There have been times when I've indulged in dining out w/friends much more frequently than I manage to any more. Times when I was in almost as dire a set of financial circumstances, and even times when things were worse that way. (One word: telemarketer.) It was part of not letting money rule my life any more than it had to. I still allow myself movies at the drop of a hat, even though it pretty much means running up debt to do it; it's just worth it to me. I guess we all have our things like that. Yet sometime a few years ago H. & I curtailed the eating out socially, and I certainly haven't reversed the trend.

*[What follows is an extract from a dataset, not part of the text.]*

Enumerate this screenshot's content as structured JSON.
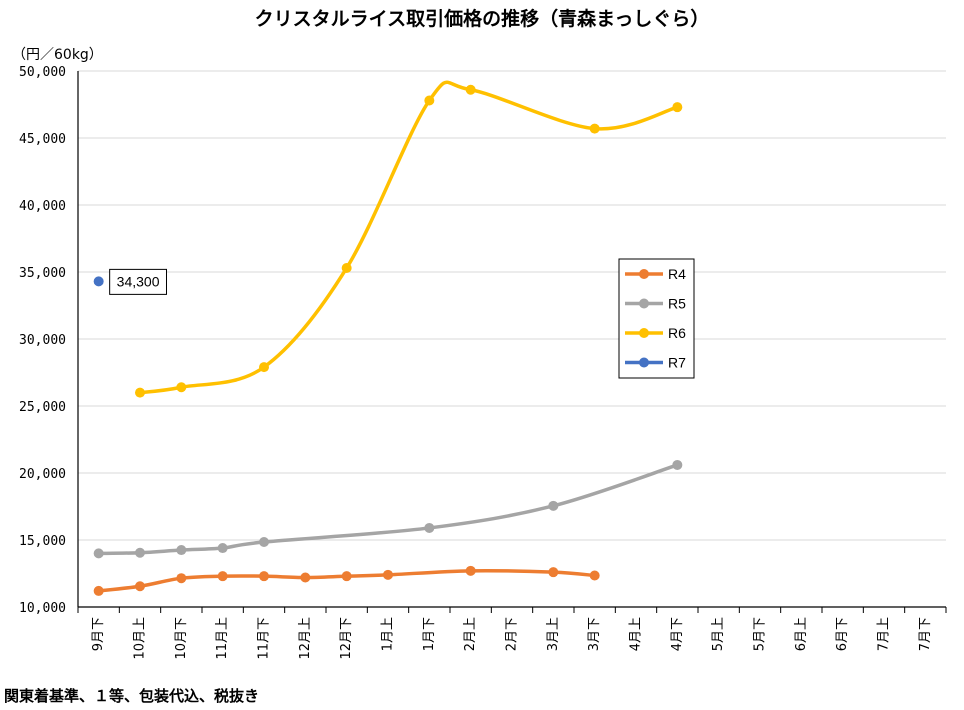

In Kansas there weren't many nice places to eat out, 'cept when we drove to Larryville. Well, Coco Bolo's was pretty good. And we did eat at the downtown hotel place once, I think, not counting the English Dept banquet. In Georgia we were at Willie's Wee-Nee Wagon or Mack's Bar-B-Q more often than we could reasonably afford, but there was only one really nice place in town. We had a few great meals there, just us all romantic, and when S&E came to town, but we had no friends locally to eat out with. So it wasn't like the Balto/DC restaurant days. I think where I really felt the slow-down was shortly after arriving in Ann Arbor, where we have more restaurants per capita than any other U.S. city of its size, or some such statistic. It wasn't just us, but most folks we were hanging with were necessarily penny pinching, too---prob'bly not just cuz housing is so dear here, but also cuz we're getting older, and you can only be profligate about money for so long before that in itself adds to its ability to rule your days.

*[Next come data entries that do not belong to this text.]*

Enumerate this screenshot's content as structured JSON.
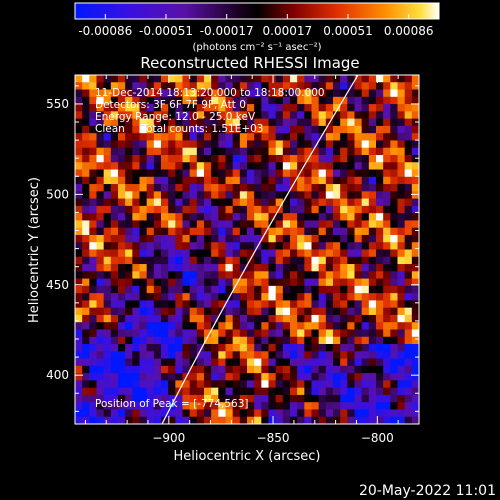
{
  "chart_data": {
    "type": "heatmap",
    "title": "Reconstructed RHESSI Image",
    "xlabel": "Heliocentric X (arcsec)",
    "ylabel": "Heliocentric Y (arcsec)",
    "xlim": [
      -945,
      -780
    ],
    "ylim": [
      373,
      566
    ],
    "xticks": [
      -900,
      -850,
      -800
    ],
    "yticks": [
      400,
      450,
      500,
      550
    ],
    "colorbar": {
      "ticks": [
        "-0.00086",
        "-0.00051",
        "-0.00017",
        "0.00017",
        "0.00051",
        "0.00086"
      ],
      "unit_label": "(photons cm⁻² s⁻¹ asec⁻²)",
      "range": [
        -0.00086,
        0.00086
      ],
      "colormap": "blue-purple-black-red-orange-yellow-white"
    },
    "annotations": {
      "time": "11-Dec-2014 18:13:20.000 to 18:18:00.000",
      "detectors": "Detectors: 3F 6F 7F 9F, Att 0",
      "energy": "Energy Range: 12.0 - 25.0 keV",
      "method": "Clean     Total counts: 1.51E+03",
      "peak": "Position of Peak = [-774,563]"
    },
    "limb": "white curve marking solar limb"
  },
  "footer": {
    "timestamp": "20-May-2022 11:01"
  }
}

Money is going to have a certain amount of power over us, of course. Strategizing to limit how much that power flexes its muscles in everyday living, or how much it SEEMS to be doing so, is a method of living I have done well with from time to time, and one I want to remember to focus on practicing more, again, to whatever extent I can manage.

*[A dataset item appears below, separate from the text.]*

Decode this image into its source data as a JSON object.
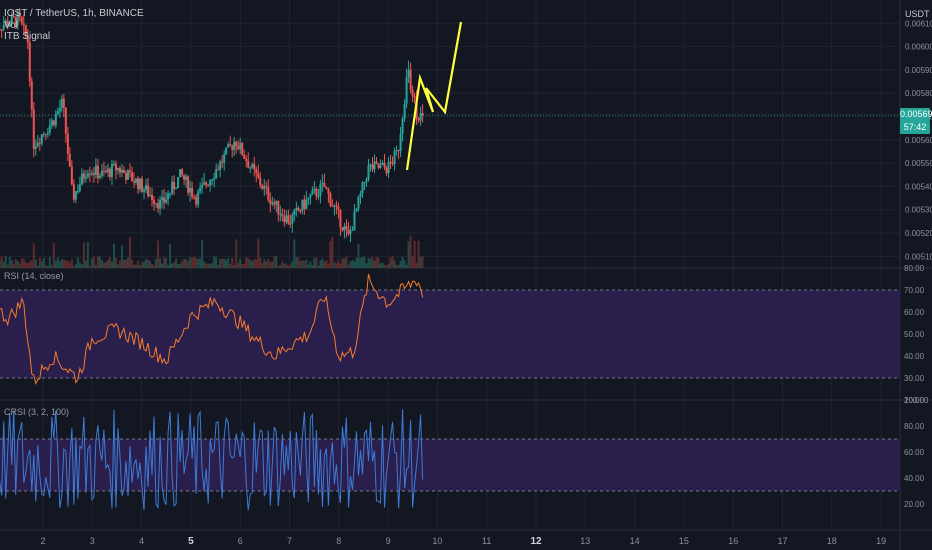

I do sometimes make myself miserable about certain stuff, or add to my misery with bad habits, but if I get in the groove I can kick into a perspective that limits my feeling financially constrained to a minority of my days. I'm trying to call up & use that skill again by, fer instance, doing things that give you a lotta bang for your (literal) buck---especially the very helpful bang of not feeling, at least not every day, as financially precarious as you actually may be.
You know, things like the occasional leisurely meal at an eatery with a thoughtful, well-executed menu, an appealing atmosphere, and truly fine company.